I need to replace some value in a data-frame (with nested schema) with null
, I have seen this solution but it seems it only works for one
level nested schema.
My schema is something like this
root
......
......
......
|-- user: struct (nullable = true)
| |-- country: string (nullable = true)
| |-- id: string (nullable = true)
| |-- ip_address: string (nullable = true)
| |-- state: struct (nullable = true)
| | |-- level: long (nullable = true)
| | |-- session_id: string (nullable = true)
| | |-- xp: long (nullable = true)
What I wanted to do is replace user.state.level
and user.state.xp
with null
and keep the rest of my data frame untouched.

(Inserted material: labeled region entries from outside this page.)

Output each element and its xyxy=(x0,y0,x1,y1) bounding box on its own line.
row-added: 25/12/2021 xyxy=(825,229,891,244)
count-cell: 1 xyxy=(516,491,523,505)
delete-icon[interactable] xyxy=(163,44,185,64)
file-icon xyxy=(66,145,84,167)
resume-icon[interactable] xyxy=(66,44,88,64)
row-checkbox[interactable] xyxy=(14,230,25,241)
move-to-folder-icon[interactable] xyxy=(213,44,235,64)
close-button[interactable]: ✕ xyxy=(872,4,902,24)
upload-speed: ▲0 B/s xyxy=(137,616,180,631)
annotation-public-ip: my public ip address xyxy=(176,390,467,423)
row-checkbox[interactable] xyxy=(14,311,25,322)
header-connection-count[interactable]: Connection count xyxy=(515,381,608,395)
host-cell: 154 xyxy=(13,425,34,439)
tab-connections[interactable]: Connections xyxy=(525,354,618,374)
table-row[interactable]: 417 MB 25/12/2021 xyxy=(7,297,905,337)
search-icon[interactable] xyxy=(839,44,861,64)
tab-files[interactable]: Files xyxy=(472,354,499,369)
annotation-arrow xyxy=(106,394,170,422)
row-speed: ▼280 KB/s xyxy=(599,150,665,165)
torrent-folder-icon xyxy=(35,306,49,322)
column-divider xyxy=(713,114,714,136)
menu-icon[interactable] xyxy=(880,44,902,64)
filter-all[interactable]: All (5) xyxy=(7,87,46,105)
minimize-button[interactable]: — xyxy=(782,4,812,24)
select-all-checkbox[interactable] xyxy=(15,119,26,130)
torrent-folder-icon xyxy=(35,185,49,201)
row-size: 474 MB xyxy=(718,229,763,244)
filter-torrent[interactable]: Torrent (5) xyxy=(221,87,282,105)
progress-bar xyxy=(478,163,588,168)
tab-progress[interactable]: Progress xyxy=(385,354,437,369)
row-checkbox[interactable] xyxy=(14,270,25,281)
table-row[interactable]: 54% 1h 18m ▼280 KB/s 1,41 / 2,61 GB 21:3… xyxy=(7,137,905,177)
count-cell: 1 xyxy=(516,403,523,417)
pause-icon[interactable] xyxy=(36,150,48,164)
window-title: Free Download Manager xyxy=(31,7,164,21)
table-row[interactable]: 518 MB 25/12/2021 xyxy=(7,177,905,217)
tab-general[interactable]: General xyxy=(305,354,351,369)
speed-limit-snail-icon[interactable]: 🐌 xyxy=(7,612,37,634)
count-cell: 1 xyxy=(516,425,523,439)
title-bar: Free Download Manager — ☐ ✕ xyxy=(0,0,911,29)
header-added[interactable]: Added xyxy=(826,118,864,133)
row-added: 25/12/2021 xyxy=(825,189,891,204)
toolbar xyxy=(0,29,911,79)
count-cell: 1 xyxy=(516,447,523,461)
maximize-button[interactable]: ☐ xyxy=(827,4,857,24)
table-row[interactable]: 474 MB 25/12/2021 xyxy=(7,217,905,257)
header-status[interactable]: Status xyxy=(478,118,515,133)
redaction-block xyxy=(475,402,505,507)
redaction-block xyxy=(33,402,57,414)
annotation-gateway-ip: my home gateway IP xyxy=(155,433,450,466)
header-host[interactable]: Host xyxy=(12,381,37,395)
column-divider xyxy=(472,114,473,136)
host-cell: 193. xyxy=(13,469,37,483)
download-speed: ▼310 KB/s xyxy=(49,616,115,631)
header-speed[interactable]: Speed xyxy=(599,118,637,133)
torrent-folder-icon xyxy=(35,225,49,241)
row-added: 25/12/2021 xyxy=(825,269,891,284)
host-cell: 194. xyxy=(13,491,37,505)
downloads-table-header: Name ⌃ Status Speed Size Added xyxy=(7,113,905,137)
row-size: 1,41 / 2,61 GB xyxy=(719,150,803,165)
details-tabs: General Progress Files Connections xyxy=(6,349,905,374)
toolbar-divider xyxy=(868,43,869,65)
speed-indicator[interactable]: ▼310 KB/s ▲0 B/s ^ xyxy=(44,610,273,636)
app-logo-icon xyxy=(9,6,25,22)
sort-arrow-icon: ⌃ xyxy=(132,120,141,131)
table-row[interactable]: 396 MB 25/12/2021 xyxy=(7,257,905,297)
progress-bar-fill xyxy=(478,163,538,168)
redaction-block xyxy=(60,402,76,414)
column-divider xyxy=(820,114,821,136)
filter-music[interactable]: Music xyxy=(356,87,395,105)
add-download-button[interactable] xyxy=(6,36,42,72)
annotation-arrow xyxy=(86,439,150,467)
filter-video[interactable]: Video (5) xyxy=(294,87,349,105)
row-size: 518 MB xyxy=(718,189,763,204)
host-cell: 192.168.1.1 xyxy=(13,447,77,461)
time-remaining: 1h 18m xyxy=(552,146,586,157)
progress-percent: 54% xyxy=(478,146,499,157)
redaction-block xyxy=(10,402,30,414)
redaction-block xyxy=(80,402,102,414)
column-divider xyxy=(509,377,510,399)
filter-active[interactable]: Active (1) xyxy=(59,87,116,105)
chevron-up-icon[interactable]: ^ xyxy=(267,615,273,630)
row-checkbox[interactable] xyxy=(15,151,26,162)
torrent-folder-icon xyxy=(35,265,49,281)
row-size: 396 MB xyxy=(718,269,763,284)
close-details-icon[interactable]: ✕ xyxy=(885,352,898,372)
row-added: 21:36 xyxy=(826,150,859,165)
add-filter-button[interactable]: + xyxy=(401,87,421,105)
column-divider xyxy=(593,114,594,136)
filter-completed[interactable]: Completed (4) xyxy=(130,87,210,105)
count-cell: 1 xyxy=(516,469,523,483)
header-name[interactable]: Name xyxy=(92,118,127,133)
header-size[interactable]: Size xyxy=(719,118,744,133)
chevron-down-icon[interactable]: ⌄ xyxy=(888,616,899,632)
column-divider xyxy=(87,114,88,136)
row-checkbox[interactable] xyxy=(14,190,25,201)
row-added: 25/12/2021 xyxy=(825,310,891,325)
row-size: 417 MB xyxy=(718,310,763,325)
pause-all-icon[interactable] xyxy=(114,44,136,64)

Is there any way that I can achieve this?
If I follow this solution
val myUDF = udf((s:String) => {
null
})
val structCols: Array[org.apache.spark.sql.Column] = badVersion.select($"user.*")
.columns
.map(name => col("user."+name))
val newDF = badVersion.withColumn(
"user",
struct((structCols:+myUDF($"user.country").as("country")):_*)
)
It works for the country and replaces the value but if I do this for
val newDF = badVersion.withColumn(
"user",
struct((structCols:+myUDF($"user.country").as("country"):+myUDF($"user.state.level").as("state.level")):_*)
)
It's just gonna add state.level
as a new field